Unseen photo of Duchess of Argyll set to go on display in London
Previously unseen photographs of Princess Alexandra and the Duchess of Argyll are among 25 newly discovered works by Madame Yevonde to be unveiled at the National Portrait Gallery.
Yevonde: Life in Colour, will feature 150 portraits by the artist, who became an innovator in new techniques, experimenting with solarisation and the Vivex colour process. It is the first exhibition dedicated to her since 1998 and will open in June.
Some of the most famous faces of the 1930s will be showcased, including George Bernard Shaw, Vivien Leigh, John Gielgud and Princess Alexandra.
The exhibition, supported by the Chanel Culture Fund, is the first major show that is part of the gallery’s reopening in June. The building has been closed for the past three years for a £35 million refurbishment, which is expected to expand the building’s space by 20 per cent.
The show will explore Yevonde’s life and career through self-portraiture and autobiography, reflecting on the growing independence of women after the First World War and of the freedom that photography afforded her.
The London-based photographer, who was born in 1893 and died in 1975, was committed to colour photography when it was not considered a serious medium, capturing glamorous debutantes, the Royal family, leading writers, artists and film stars.
Her images quickly became published in leading fashion magazines, such as Tatler and the Sketch where she depicted the new fashion freedoms of the time, while her commercial work appeared in advertisements, often using still-life or models in tableaux.

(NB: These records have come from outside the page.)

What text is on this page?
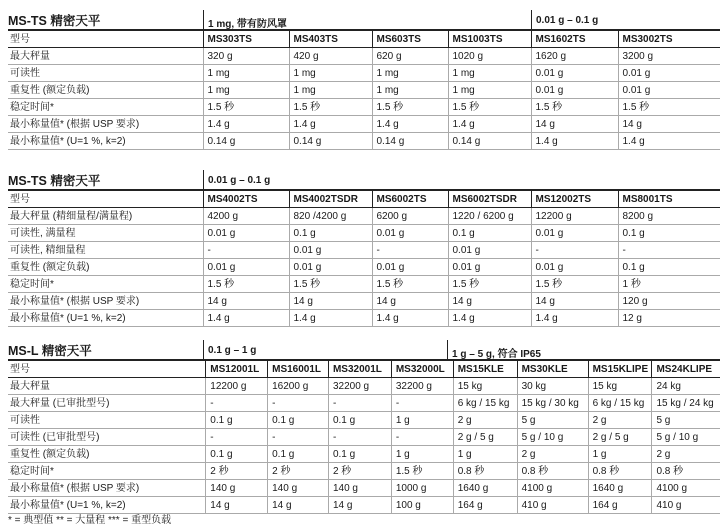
MS-TS 精密天平	1 mg, 带有防风罩	0.01 g – 0.1 g
型号	MS303TS	MS403TS	MS603TS	MS1003TS	MS1602TS	MS3002TS
最大秤量	320 g	420 g	620 g	1020 g	1620 g	3200 g
可读性	1 mg	1 mg	1 mg	1 mg	0.01 g	0.01 g
重复性 (额定负载)	1 mg	1 mg	1 mg	1 mg	0.01 g	0.01 g
稳定时间*	1.5 秒	1.5 秒	1.5 秒	1.5 秒	1.5 秒	1.5 秒
最小称量值* (根据 USP 要求)	1.4 g	1.4 g	1.4 g	1.4 g	14 g	14 g
最小称量值* (U=1 %, k=2)	0.14 g	0.14 g	0.14 g	0.14 g	1.4 g	1.4 g
MS-TS 精密天平	0.01 g – 0.1 g
型号	MS4002TS	MS4002TSDR	MS6002TS	MS6002TSDR	MS12002TS	MS8001TS
最大秤量 (精细量程/满量程)	4200 g	820 /4200 g	6200 g	1220 / 6200 g	12200 g	8200 g
可读性, 满量程	0.01 g	0.1 g	0.01 g	0.1 g	0.01 g	0.1 g
可读性, 精细量程	-	0.01 g	-	0.01 g	-	-
重复性 (额定负载)	0.01 g	0.01 g	0.01 g	0.01 g	0.01 g	0.1 g
稳定时间*	1.5 秒	1.5 秒	1.5 秒	1.5 秒	1.5 秒	1 秒
最小称量值* (根据 USP 要求)	14 g	14 g	14 g	14 g	14 g	120 g
最小称量值* (U=1 %, k=2)	1.4 g	1.4 g	1.4 g	1.4 g	1.4 g	12 g
MS-L 精密天平	0.1 g – 1 g	1 g – 5 g, 符合 IP65
型号	MS12001L	MS16001L	MS32001L	MS32000L	MS15KLE	MS30KLE	MS15KLIPE	MS24KLIPE
最大秤量	12200 g	16200 g	32200 g	32200 g	15 kg	30 kg	15 kg	24 kg
最大秤量 (已审批型号)	-	-	-	-	6 kg / 15 kg	15 kg / 30 kg	6 kg / 15 kg	15 kg / 24 kg
可读性	0.1 g	0.1 g	0.1 g	1 g	2 g	5 g	2 g	5 g
可读性 (已审批型号)	-	-	-	-	2 g / 5 g	5 g / 10 g	2 g / 5 g	5 g / 10 g
重复性 (额定负载)	0.1 g	0.1 g	0.1 g	1 g	1 g	2 g	1 g	2 g
稳定时间*	2 秒	2 秒	2 秒	1.5 秒	0.8 秒	0.8 秒	0.8 秒	0.8 秒
最小称量值* (根据 USP 要求)	140 g	140 g	140 g	1000 g	1640 g	4100 g	1640 g	4100 g
最小称量值* (U=1 %, k=2)	14 g	14 g	14 g	100 g	164 g	410 g	164 g	410 g
* = 典型值 ** = 大量程 *** = 重型负载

A vibrant colour portrait of one of the most photographed women in the 1930s, socialite Margaret Sweeny, who in 1951 became the Duchess of Argyll, will be shown for the first time.
The Duchess gained notoriety through a high-profile divorce after her husband, the 11th Duke of Argyll, hired a locksmith to break into her private drawers where Polaroid pictures of her infidelities were hidden.

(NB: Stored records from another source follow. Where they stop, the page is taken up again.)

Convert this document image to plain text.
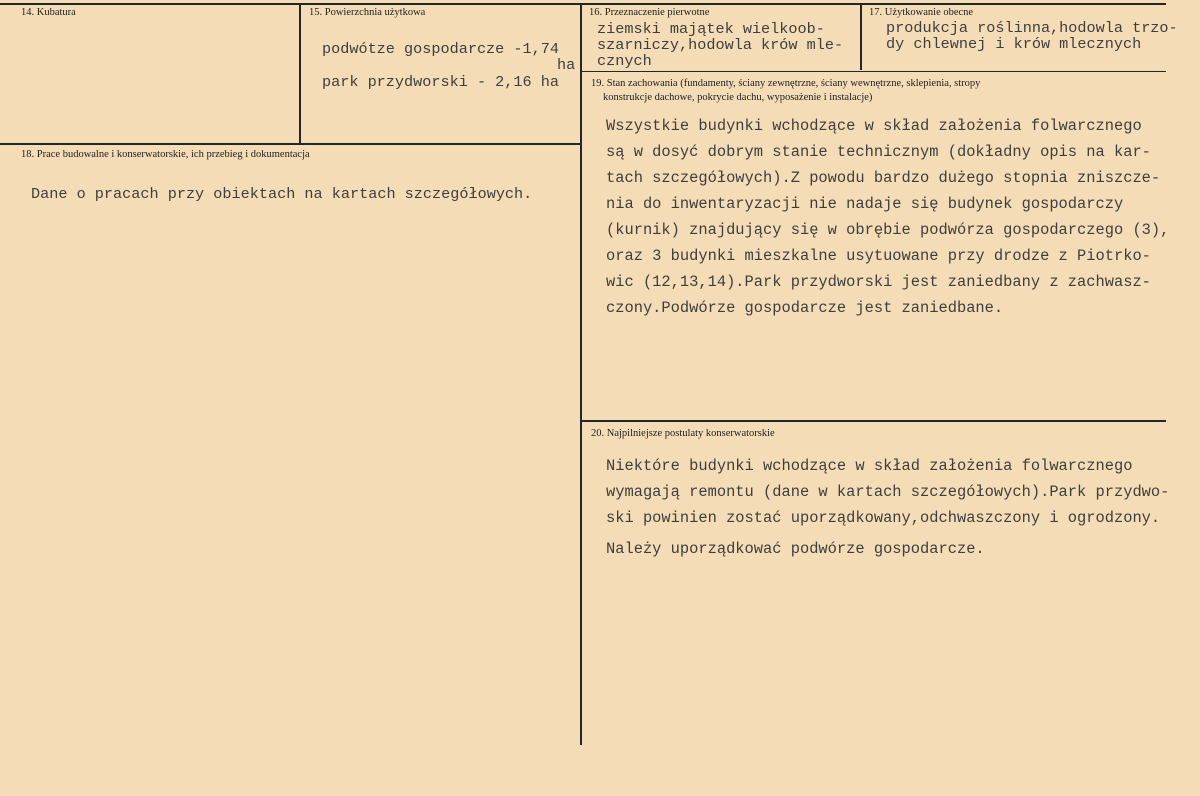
14. Kubatura	15. Powierzchnia użytkowa
podwótze gospodarcze -1,74
ha
park przydworski - 2,16 ha
16. Przeznaczenie pierwotne
ziemski majątek wielkoob-
szarniczy,hodowla krów mle-
cznych
17. Użytkowanie obecne
produkcja roślinna,hodowla trzo-
dy chlewnej i krów mlecznych
18. Prace budowalne i konserwatorskie, ich przebieg i dokumentacja
Dane o pracach przy obiektach na kartach szczegółowych.
19. Stan zachowania (fundamenty, ściany zewnętrzne, ściany wewnętrzne, sklepienia, stropy
konstrukcje dachowe, pokrycie dachu, wyposażenie i instalacje)
Wszystkie budynki wchodzące w skład założenia folwarcznego
są w dosyć dobrym stanie technicznym (dokładny opis na kar-
tach szczegółowych).Z powodu bardzo dużego stopnia zniszcze-
nia do inwentaryzacji nie nadaje się budynek gospodarczy
(kurnik) znajdujący się w obrębie podwórza gospodarczego (3),
oraz 3 budynki mieszkalne usytuowane przy drodze z Piotrko-
wic (12,13,14).Park przydworski jest zaniedbany z zachwasz-
czony.Podwórze gospodarcze jest zaniedbane.
20. Najpilniejsze postulaty konserwatorskie
Niektóre budynki wchodzące w skład założenia folwarcznego
wymagają remontu (dane w kartach szczegółowych).Park przydwo-
ski powinien zostać uporządkowany,odchwaszczony i ogrodzony.
Należy uporządkować podwórze gospodarcze.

The exhibition will also feature a new colour print of her portrait of Surrealist patron and poet Edward James. The image was used on the cover of his 1938 volume of poetry, The Bones of My Hand.
A previously unseen self-portrait has also been uncovered, showing Yevonde looking directly into the lens, positioned alongside her weighty one-shot camera and using Herbert Read’s 1933 Art Now: An Introduction to the Theory of Modern Painting and Sculpture as a prop.
Clare Freestone, photographs curator at the National Portrait Gallery, said: “Yevonde’s originality demonstrated through these photographs traverses almost a century and provides a vision so fresh and relatable.
“It is enthralling that there are further revelations to be transformed into colour after almost a century or, for some, for the very first time.”
Yevonde: Life in Colour opens at The National Portrait Gallery on June 22.